Face au déclin des abeilles dans le monde, les initiatives se multiplient pour leur redonner une place au cœur des villes. Inspirée par le modèle d’Oslo en Norvège, la ville d’Epernay a mis en place un « chemin des abeilles » pour inviter les habitants à devenir acteurs de la biodiversité locale.
1 an et demi d’organisation
Au cœur de la Marne, Epernay est la 2ème collectivité au monde à proposer une carte interactive pour repérer les sites où les pollinisateurs peuvent s’alimenter. Jonathan Rodrigues, adjoint au maire en charge du développement durable, a pris appui sur l’exemple de la capitale norvégienne pour créer le site internet sparnacien (Ndlr : les sparnaciens sont les habitants d’Epernay) et sa carte collaborative. « Il s’agit d’un bon vecteur ludique et didactique qui donne l’occasion aux habitants d’être acteurs de la biodiversité locale. » Le service développement durable a entamé les démarches pour que le projet consacré aux abeilles devienne une réalité.
Les 5 500 euros nécessaires à la conception du site internet dédié et aux actions de communication à destination des habitants ont en partie été financés par une subvention du ministère de l’environnement. Reconnu territoire à énergie positive pour la croissance verte, Epernay s’est appuyé sur les compétences de son territoire. « Le service des espaces verts a accompagné la démarche mais nous nous sommes aussi concertés avec la fédération départementale des apiculteurs. Nous avons également pris les conseils du programme national Abeilles- sentinelles de l’environnement.
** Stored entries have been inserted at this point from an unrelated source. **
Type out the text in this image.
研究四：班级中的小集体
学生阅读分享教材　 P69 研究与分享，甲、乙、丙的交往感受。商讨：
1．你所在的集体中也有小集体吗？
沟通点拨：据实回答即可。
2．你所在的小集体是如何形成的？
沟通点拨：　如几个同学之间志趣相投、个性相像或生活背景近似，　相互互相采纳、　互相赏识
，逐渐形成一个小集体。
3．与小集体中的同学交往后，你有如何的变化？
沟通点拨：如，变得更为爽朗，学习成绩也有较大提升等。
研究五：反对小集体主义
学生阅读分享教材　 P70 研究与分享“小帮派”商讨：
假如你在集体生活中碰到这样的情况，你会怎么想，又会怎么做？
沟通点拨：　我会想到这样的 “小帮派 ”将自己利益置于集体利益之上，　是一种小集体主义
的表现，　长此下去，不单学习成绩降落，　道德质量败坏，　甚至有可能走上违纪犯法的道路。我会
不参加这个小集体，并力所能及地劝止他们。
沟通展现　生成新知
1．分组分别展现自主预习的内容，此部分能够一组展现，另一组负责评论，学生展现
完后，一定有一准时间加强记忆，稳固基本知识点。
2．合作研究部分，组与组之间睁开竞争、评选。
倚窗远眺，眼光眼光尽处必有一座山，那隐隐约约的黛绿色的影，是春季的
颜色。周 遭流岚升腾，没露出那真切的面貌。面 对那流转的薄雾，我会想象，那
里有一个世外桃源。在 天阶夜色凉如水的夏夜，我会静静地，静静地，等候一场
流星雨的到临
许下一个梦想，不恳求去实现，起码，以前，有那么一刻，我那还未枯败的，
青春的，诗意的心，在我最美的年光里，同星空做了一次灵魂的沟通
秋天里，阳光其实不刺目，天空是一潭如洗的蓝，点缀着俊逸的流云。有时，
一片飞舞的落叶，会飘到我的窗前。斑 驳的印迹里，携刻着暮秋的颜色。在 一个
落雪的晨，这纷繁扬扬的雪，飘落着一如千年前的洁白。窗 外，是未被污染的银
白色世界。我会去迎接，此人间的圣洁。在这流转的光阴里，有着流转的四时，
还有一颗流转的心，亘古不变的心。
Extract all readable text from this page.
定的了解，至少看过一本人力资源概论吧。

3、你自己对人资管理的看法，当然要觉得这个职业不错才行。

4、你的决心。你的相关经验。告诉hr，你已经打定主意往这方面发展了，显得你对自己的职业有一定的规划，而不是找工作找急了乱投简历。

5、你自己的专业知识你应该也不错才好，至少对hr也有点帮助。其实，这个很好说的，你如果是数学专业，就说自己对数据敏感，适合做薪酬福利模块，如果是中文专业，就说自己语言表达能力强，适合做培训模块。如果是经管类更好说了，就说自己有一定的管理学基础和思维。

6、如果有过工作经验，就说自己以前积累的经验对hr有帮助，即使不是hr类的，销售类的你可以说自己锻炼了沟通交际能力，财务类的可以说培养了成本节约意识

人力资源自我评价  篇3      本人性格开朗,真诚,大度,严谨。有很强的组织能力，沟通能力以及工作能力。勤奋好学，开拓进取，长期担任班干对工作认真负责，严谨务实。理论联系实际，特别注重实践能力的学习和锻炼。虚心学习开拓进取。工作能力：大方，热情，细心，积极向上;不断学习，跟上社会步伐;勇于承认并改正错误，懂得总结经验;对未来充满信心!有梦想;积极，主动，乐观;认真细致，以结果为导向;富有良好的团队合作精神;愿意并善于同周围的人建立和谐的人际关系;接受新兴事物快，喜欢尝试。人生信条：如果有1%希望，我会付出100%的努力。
En multipliant les concertations, nous avons réduit le risque d’oublier des informations et profiter des compétences présentes sur le territoire. »
Après un an et demi de concertation et de patience administrative, le chemin des abeilles d’Epernay a vu le jour en ligne mais ne se limite pas à indiquer les initiatives citoyennes sur une carte. « Les habitants peuvent y trouver des explications sur la pollinisation, des conseils pour jardiner durablement ou encore une liste des plantes mellifères adaptées aux abeilles mais aussi à notre climat. On découvre ainsi qu’une abeille, avec un rayon d’action de trois kilomètres autour de sa ruche, reste très localisée. »
Jouer le jeu des abeilles
Pour encourager les habitants d’Epernay à s’inscrire dans le chemin des abeilles, la municipalité a privilégié la présentation de plantes et arbres faciles d’entretien.
Conscient que la mise en place du site internet, bien que riche d’informations, ne soit pas suffisant, Jonathan Rodrigues met l’accent sur les vecteurs de promotion que la ville et les partenaires ont pu mettre en place. « Nous distribuons régulièrement des plantes mellifères aux habitants dans différentes occasions. Chacun plante ce qu’il souhaite et assure une diversité qui garantit l’alimentation variée pour les abeilles. »
Le marché aux fleurs devient prétexte à la distribution de graines tandis que les gagnants de la course des climats se sont vus récompensés par la traditionnelle bouteille de Champagne locale accompagnée cette année d’une plante mellifère en lieu et place du bouquet de fleurs coupées habituel.
Ailleurs, une entreprise, avec le soutien de la commune, a distribué des graines à ses salariés. « Les sparnaciens apprécient ces initiatives et se montrent enthousiastes à l’idée de planter ces fleurs. Les habitants comme les services municipaux ont adopté le réflexe en privilégiant les plantes adaptées à la biodiversité et chaque manifestation nous donne l’opportunité de rappeler l’existence de la démarche. »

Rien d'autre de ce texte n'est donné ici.